Kedua, nisab 20 dinar dan 200 dirham ini mengacu secara umum untuk harta moneter (uang) dan harta perniagaan dan bukan an sich kepada (logam) emas dan perak.
Dengan demikian, sebagaimana bisa dirujuk kepada pendapat para ulama salaf, zakat harta uang dan perniagaan hanya bisa dibayarkan dengan dinar emas atau dirham perak, masing-masing sebasar 2,5 persennya, yaitu 0,5 dinar emas dan lima dirham perak.
Dinar emas dan dirham perak adalah 'ayn (aset nyata) sebagaimana produk pertanian dan peternakan yang bila jatuh nisab zakatnya hanya bisa dibayarkan dengan ‘ayn yang bersesuaian dengannya.
Zakat tidak bisa dibayarkan dengan dayn (bukti utang) yang dalam konteks harta moneter dan barang perniagaan saat ini adalah berupa uang kertas atau turunannya.

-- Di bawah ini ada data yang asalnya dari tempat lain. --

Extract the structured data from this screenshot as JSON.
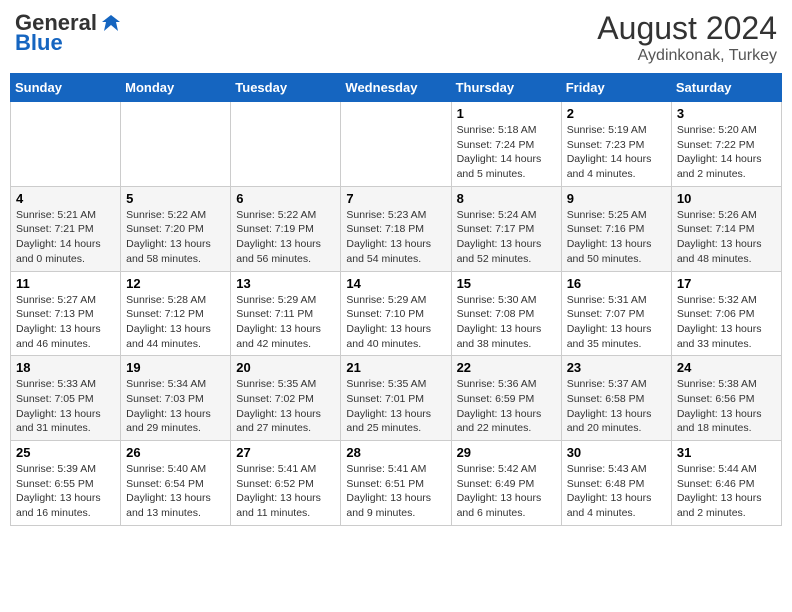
{
  "header": {
    "logo_general": "General",
    "logo_blue": "Blue",
    "month_year": "August 2024",
    "location": "Aydinkonak, Turkey"
  },
  "days_of_week": [
    "Sunday",
    "Monday",
    "Tuesday",
    "Wednesday",
    "Thursday",
    "Friday",
    "Saturday"
  ],
  "weeks": [
    [
      {
        "day": "",
        "info": ""
      },
      {
        "day": "",
        "info": ""
      },
      {
        "day": "",
        "info": ""
      },
      {
        "day": "",
        "info": ""
      },
      {
        "day": "1",
        "info": "Sunrise: 5:18 AM\nSunset: 7:24 PM\nDaylight: 14 hours\nand 5 minutes."
      },
      {
        "day": "2",
        "info": "Sunrise: 5:19 AM\nSunset: 7:23 PM\nDaylight: 14 hours\nand 4 minutes."
      },
      {
        "day": "3",
        "info": "Sunrise: 5:20 AM\nSunset: 7:22 PM\nDaylight: 14 hours\nand 2 minutes."
      }
    ],
    [
      {
        "day": "4",
        "info": "Sunrise: 5:21 AM\nSunset: 7:21 PM\nDaylight: 14 hours\nand 0 minutes."
      },
      {
        "day": "5",
        "info": "Sunrise: 5:22 AM\nSunset: 7:20 PM\nDaylight: 13 hours\nand 58 minutes."
      },
      {
        "day": "6",
        "info": "Sunrise: 5:22 AM\nSunset: 7:19 PM\nDaylight: 13 hours\nand 56 minutes."
      },
      {
        "day": "7",
        "info": "Sunrise: 5:23 AM\nSunset: 7:18 PM\nDaylight: 13 hours\nand 54 minutes."
      },
      {
        "day": "8",
        "info": "Sunrise: 5:24 AM\nSunset: 7:17 PM\nDaylight: 13 hours\nand 52 minutes."
      },
      {
        "day": "9",
        "info": "Sunrise: 5:25 AM\nSunset: 7:16 PM\nDaylight: 13 hours\nand 50 minutes."
      },
      {
        "day": "10",
        "info": "Sunrise: 5:26 AM\nSunset: 7:14 PM\nDaylight: 13 hours\nand 48 minutes."
      }
    ],
    [
      {
        "day": "11",
        "info": "Sunrise: 5:27 AM\nSunset: 7:13 PM\nDaylight: 13 hours\nand 46 minutes."
      },
      {
        "day": "12",
        "info": "Sunrise: 5:28 AM\nSunset: 7:12 PM\nDaylight: 13 hours\nand 44 minutes."
      },
      {
        "day": "13",
        "info": "Sunrise: 5:29 AM\nSunset: 7:11 PM\nDaylight: 13 hours\nand 42 minutes."
      },
      {
        "day": "14",
        "info": "Sunrise: 5:29 AM\nSunset: 7:10 PM\nDaylight: 13 hours\nand 40 minutes."
      },
      {
        "day": "15",
        "info": "Sunrise: 5:30 AM\nSunset: 7:08 PM\nDaylight: 13 hours\nand 38 minutes."
      },
      {
        "day": "16",
        "info": "Sunrise: 5:31 AM\nSunset: 7:07 PM\nDaylight: 13 hours\nand 35 minutes."
      },
      {
        "day": "17",
        "info": "Sunrise: 5:32 AM\nSunset: 7:06 PM\nDaylight: 13 hours\nand 33 minutes."
      }
    ],
    [
      {
        "day": "18",
        "info": "Sunrise: 5:33 AM\nSunset: 7:05 PM\nDaylight: 13 hours\nand 31 minutes."
      },
      {
        "day": "19",
        "info": "Sunrise: 5:34 AM\nSunset: 7:03 PM\nDaylight: 13 hours\nand 29 minutes."
      },
      {
        "day": "20",
        "info": "Sunrise: 5:35 AM\nSunset: 7:02 PM\nDaylight: 13 hours\nand 27 minutes."
      },
      {
        "day": "21",
        "info": "Sunrise: 5:35 AM\nSunset: 7:01 PM\nDaylight: 13 hours\nand 25 minutes."
      },
      {
        "day": "22",
        "info": "Sunrise: 5:36 AM\nSunset: 6:59 PM\nDaylight: 13 hours\nand 22 minutes."
      },
      {
        "day": "23",
        "info": "Sunrise: 5:37 AM\nSunset: 6:58 PM\nDaylight: 13 hours\nand 20 minutes."
      },
      {
        "day": "24",
        "info": "Sunrise: 5:38 AM\nSunset: 6:56 PM\nDaylight: 13 hours\nand 18 minutes."
      }
    ],
    [
      {
        "day": "25",
        "info": "Sunrise: 5:39 AM\nSunset: 6:55 PM\nDaylight: 13 hours\nand 16 minutes."
      },
      {
        "day": "26",
        "info": "Sunrise: 5:40 AM\nSunset: 6:54 PM\nDaylight: 13 hours\nand 13 minutes."
      },
      {
        "day": "27",
        "info": "Sunrise: 5:41 AM\nSunset: 6:52 PM\nDaylight: 13 hours\nand 11 minutes."
      },
      {
        "day": "28",
        "info": "Sunrise: 5:41 AM\nSunset: 6:51 PM\nDaylight: 13 hours\nand 9 minutes."
      },
      {
        "day": "29",
        "info": "Sunrise: 5:42 AM\nSunset: 6:49 PM\nDaylight: 13 hours\nand 6 minutes."
      },
      {
        "day": "30",
        "info": "Sunrise: 5:43 AM\nSunset: 6:48 PM\nDaylight: 13 hours\nand 4 minutes."
      },
      {
        "day": "31",
        "info": "Sunrise: 5:44 AM\nSunset: 6:46 PM\nDaylight: 13 hours\nand 2 minutes."
      }
    ]
  ]
}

Ketiga, penggunaan nisab zakat mal dan perniagaan yang hanya merujuk pada (dinar) emas dan mengabaikan (dirham) perak menciutkan jumlah muzaki. Nilai dinar emas pada awal Ramadhan 1434 H ini, misalnya, bila dirupiahkan adalah Rp 2 juta sedangkan dirham perak adalah Rp 70 ribu.
Artinya, nisab zakat dalam dinar emas setara dengan Rp 40 juta sedangkan nisab zakat dalam dirham perak adalah Rp 14 juta.
*Pimpinan Wakala Induk Nusantara (WIN), Pengguna Dinar dan Dirham.